The speed matters. At 300 milliseconds or less per decision, Moonbounce isn’t creating the delays that plague reactive systems.
The company is currently handling more than 40 million daily reviews and serving over 100 million daily active users. Customers include AI companion startup Channel AI, image generation platform Civitai, and character roleplay apps like Dippy AI and Moescape. That’s a decent portfolio, but mostly at the scrappier end of the AI ecosystem. The real test will be whether Moonbounce can prove itself to the larger players.
The Product Angle Nobody Expected
Here’s what’s interesting about Levenson’s pitch: he’s arguing that safety should be treated as a product differentiator, not just a compliance checkbox.
“Safety can actually be a product benefit. It just never has been because it’s always a thing that happens later, not a thing you can actually build into your product,” Levenson told TechCrunch, according to reporting from Rebecca Bellan. That’s not wrong. Most platforms treat moderation as an obligation rather than an opportunity.
Tinder’s head of trust and safety recently explained how the dating platform uses LLM-powered services to achieve a 10x improvement in detection accuracy. If that translates across other platforms, it changes the value proposition. Users might actually prefer platforms that have demonstrated safety track records.
The “Iterative Steering” Wildcard
Moonbounce’s next move sounds more ambitious than its current product. The company is developing something called “iterative steering,” designed specifically to address cases where harmful conversations are actively unfolding.
Rather than bluntly refusing when a user asks a chatbot for help with self-harm, the system would intercept the conversation and redirect it. Moonbounce would modify the prompt in real time to push the chatbot toward a more supportive response. It’s less about blocking and more about active intervention.
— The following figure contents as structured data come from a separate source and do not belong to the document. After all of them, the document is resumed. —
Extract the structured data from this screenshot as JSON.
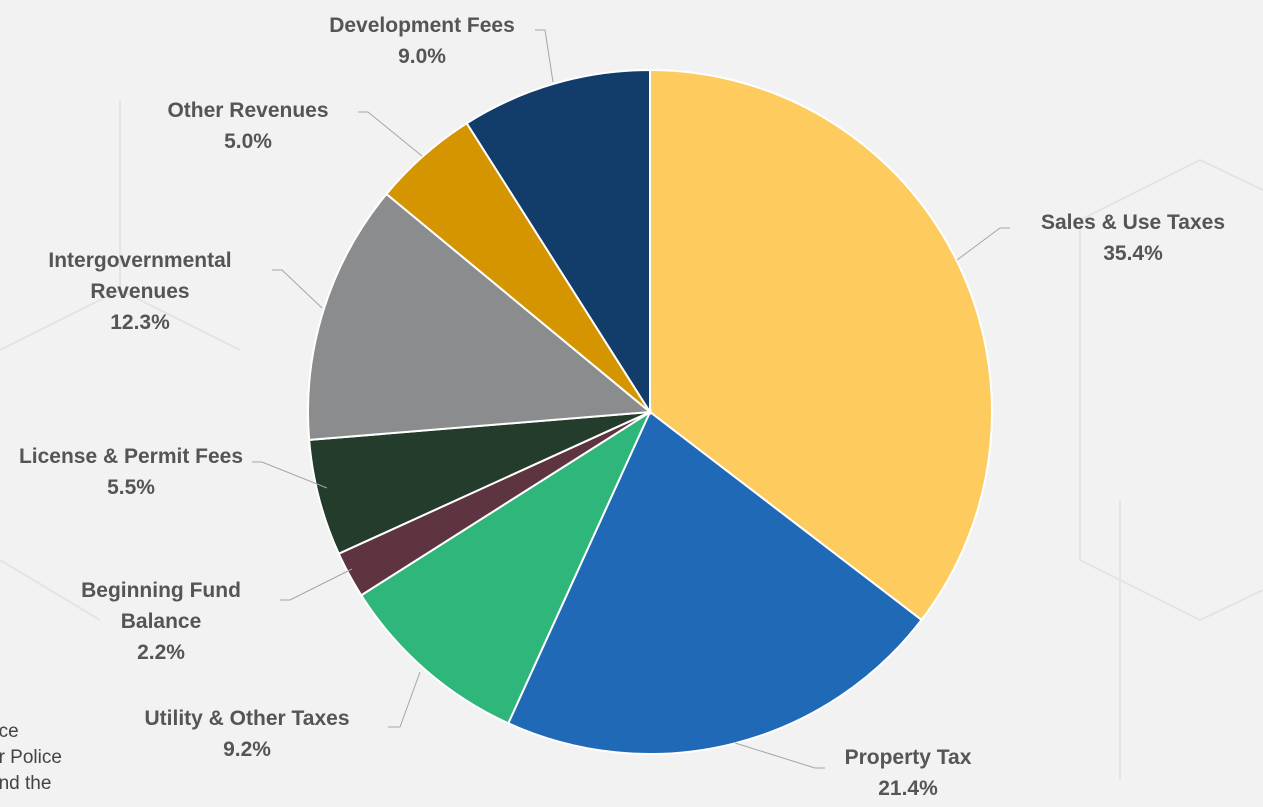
{
  "chart_data": {
    "type": "pie",
    "categories": [
      "Sales & Use Taxes",
      "Property Tax",
      "Utility & Other Taxes",
      "Beginning Fund Balance",
      "License & Permit Fees",
      "Intergovernmental Revenues",
      "Other Revenues",
      "Development Fees"
    ],
    "values": [
      35.4,
      21.4,
      9.2,
      2.2,
      5.5,
      12.3,
      5.0,
      9.0
    ],
    "value_labels": [
      "35.4%",
      "21.4%",
      "9.2%",
      "2.2%",
      "5.5%",
      "12.3%",
      "5.0%",
      "9.0%"
    ],
    "colors": [
      "#fdcb5e",
      "#1f69b6",
      "#2fb67a",
      "#5e3441",
      "#243c2c",
      "#8b8c8e",
      "#d49500",
      "#123d6b"
    ]
  },
  "background_text": [
    "nce",
    "or Police",
    "and the"
  ]
}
“We hope to be able to add to our actions toolkit the ability to steer the chatbot in a better direction to, essentially, take the user’s prompt and modify it to force the chatbot to be not just an empathetic listener, but a helpful listener in those situations,” Levenson said.
It’s an intriguing concept, though also the kind of thing that could go wrong if the logic isn’t airtight. The line between helpful redirection and manipulative prompt engineering is thinner than it looks.
The Meta Question Nobody Wants to Ask
At some point, someone inevitably asked Levenson whether Moonbounce was basically a acquisition vehicle for Meta, bringing his career full circle to the company where this whole journey started.
He didn’t rule it out, but he expressed a genuine concern about what happens if Moonbounce gets bought. “My investors would kill me for saying this, but I would hate to see someone buy us and then restrict the technology. Like, ‘Okay, this is ours now, and nobody else can benefit from it,’” he said.
That’s a surprisingly candid observation from a CEO with fiduciary duties to investors. It also hints at a broader tension in the AI safety space: the most effective tools for solving systemic problems don’t stay effective if they’re locked behind corporate walls. The companies that need Moonbounce most are the ones that would benefit most from acquiring it and then keeping it proprietary. The incentives don’t align.
The real question isn’t whether Moonbounce can build working technology. It’s whether the market that needs it most will ever actually adopt it.